- Location in Morgan County, Illinois
- Coordinates: 39°37′29″N 90°03′07″W﻿ / ﻿39.62472°N 90.05194°W
- Country: United States
- State: Illinois
- County: Morgan
- Founded: 1832

Area
- • Total: 0.83 sq mi (2.15 km^{2})
- • Land: 0.83 sq mi (2.15 km^{2})
- • Water: 0 sq mi (0.00 km^{2})
- Elevation: 689 ft (210 m)

Population (2020)
- • Total: 610
- • Density: 736.0/sq mi (284.17/km^{2})
- Time zone: UTC-6 (CST)
- • Summer (DST): UTC-5 (CDT)
- ZIP code: 62638
- Area code: 217
- FIPS code: 17-27663
- GNIS feature ID: 2398916
- Website: www.franklinillinois.net

= Franklin, Illinois =

Franklin is a village in Morgan County, Illinois, United States. The population was 610 at the 2020 census, unchanged from 2010. It is part of the Jacksonville Micropolitan Statistical Area.

==Geography==
Franklin is in southeastern Morgan County. Illinois Route 104 runs through the southwest part of the village, leading northwest 14 mi to Jacksonville, the county seat, and northeast 6 mi to Waverly.

According to the U.S. Census Bureau, Franklin has a total area of 0.83 sqmi, all land. The village drains southwest to the Left Fork of Apple Creek and east to Woods Creek. Both streams are tributaries of Apple Creek, a west-flowing tributary of the Illinois River.

==Demographics==

As of the census of 2000, there were 586 people, 226 households, and 169 families residing in the village. The population density was 801.3 PD/sqmi. There were 241 housing units at an average density of 329.5 /sqmi. The racial makeup of the village was 98.98% White, 0.68% Native American, and 0.34% from two or more races. Hispanic or Latino of any race were 0.85% of the population.

There were 226 households, out of which 41.2% had children under the age of 18 living with them, 60.2% were married couples living together, 9.3% had a female householder with no husband present, and 24.8% were non-families. 18.1% of all households were made up of individuals, and 10.2% had someone living alone who was 65 years of age or older. The average household size was 2.59 and the average family size was 2.98.

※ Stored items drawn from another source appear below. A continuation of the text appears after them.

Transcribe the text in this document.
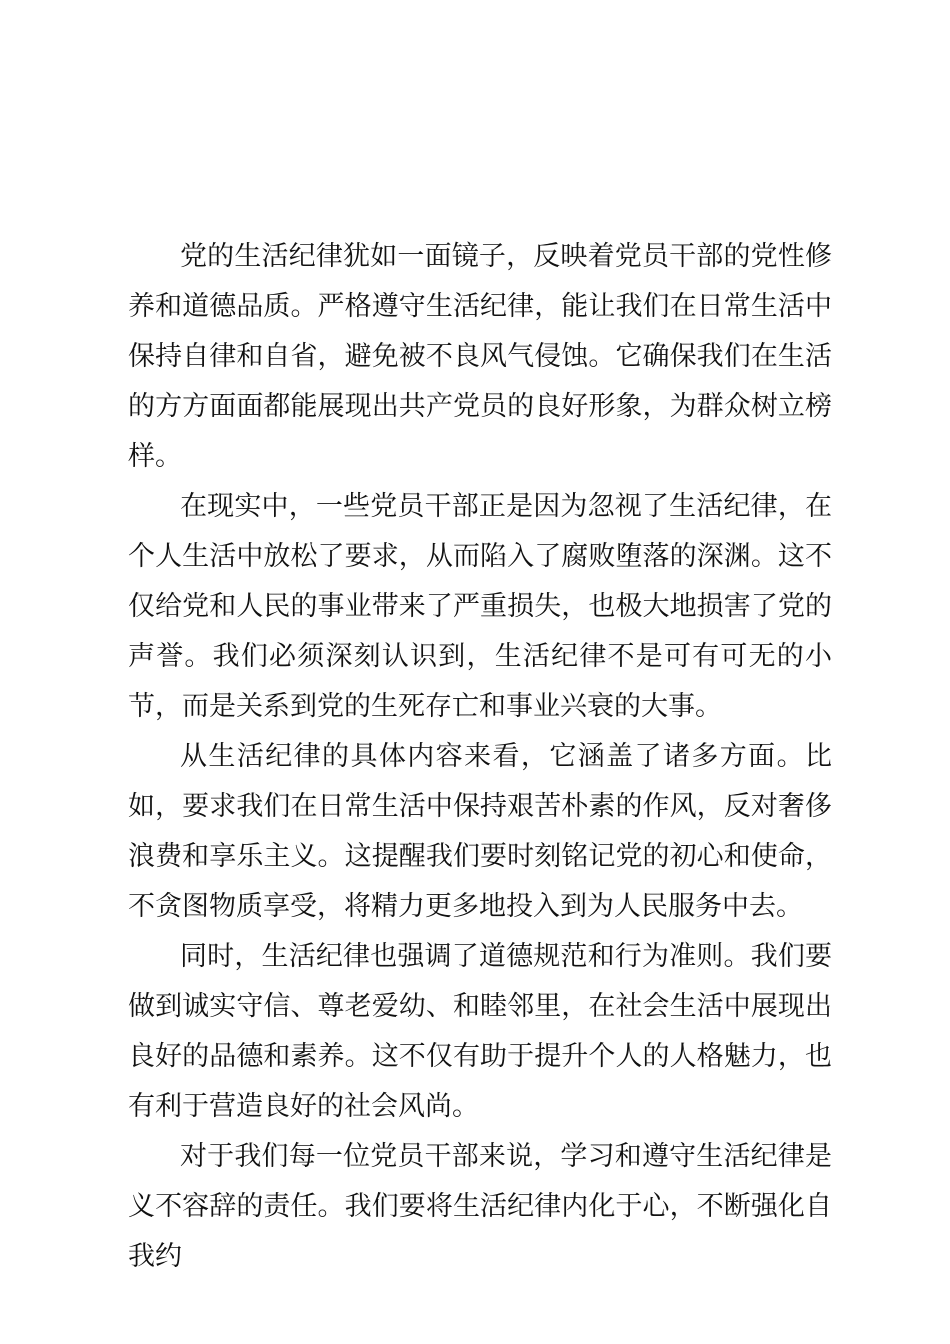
党的生活纪律犹如一面镜子，反映着党员干部的党性修养和道德品质。严格遵守生活纪律，能让我们在日常生活中保持自律和自省，避免被不良风气侵蚀。它确保我们在生活的方方面面都能展现出共产党员的良好形象，为群众树立榜样。

在现实中，一些党员干部正是因为忽视了生活纪律，在个人生活中放松了要求，从而陷入了腐败堕落的深渊。这不仅给党和人民的事业带来了严重损失，也极大地损害了党的声誉。我们必须深刻认识到，生活纪律不是可有可无的小节，而是关系到党的生死存亡和事业兴衰的大事。

从生活纪律的具体内容来看，它涵盖了诸多方面。比如，要求我们在日常生活中保持艰苦朴素的作风，反对奢侈浪费和享乐主义。这提醒我们要时刻铭记党的初心和使命，不贪图物质享受，将精力更多地投入到为人民服务中去。

同时，生活纪律也强调了道德规范和行为准则。我们要做到诚实守信、尊老爱幼、和睦邻里，在社会生活中展现出良好的品德和素养。这不仅有助于提升个人的人格魅力，也有利于营造良好的社会风尚。

对于我们每一位党员干部来说，学习和遵守生活纪律是义不容辞的责任。我们要将生活纪律内化于心，不断强化自我约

In the village, the population was spread out, with 29.4% under the age of 18, 8.5% from 18 to 24, 29.9% from 25 to 44, 21.2% from 45 to 64, and 11.1% who were 65 years of age or older. the median age was 36 years. for every 100 females, there were 98.0 males. for every 100 females age 18 and over, there were 95.3 males.

The median income for a household in the village was $39,375, and the median income for a family was $47,813. Males had a median income of $35,000 versus $21,923 for females. the per capita income for the village was $16,327. about 6.1% of families and 8.6% of the population were below the poverty line, including 5.9% of those under age 18 and 15.5% of those age 65 or over.

Historical population
| Census | Pop. | Note | %± |
| 1880 | 316 |  | — |
| 1890 | 578 |  | 82.9% |
| 1900 | 687 |  | 18.9% |
| 1910 | 696 |  | 1.3% |
| 1920 | 611 |  | −12.2% |
| 1930 | 528 |  | −13.6% |
| 1940 | 515 |  | −2.5% |
| 1950 | 438 |  | −15.0% |
| 1960 | 500 |  | 14.2% |
| 1970 | 565 |  | 13.0% |
| 1980 | 645 |  | 14.2% |
| 1990 | 634 |  | −1.7% |
| 2000 | 586 |  | −7.6% |
| 2010 | 610 |  | 4.1% |
| 2020 | 610 |  | 0.0% |
U.S. Decennial Census

==Education==
Franklin Community Unit School District #1 provides education to the village and surrounding area.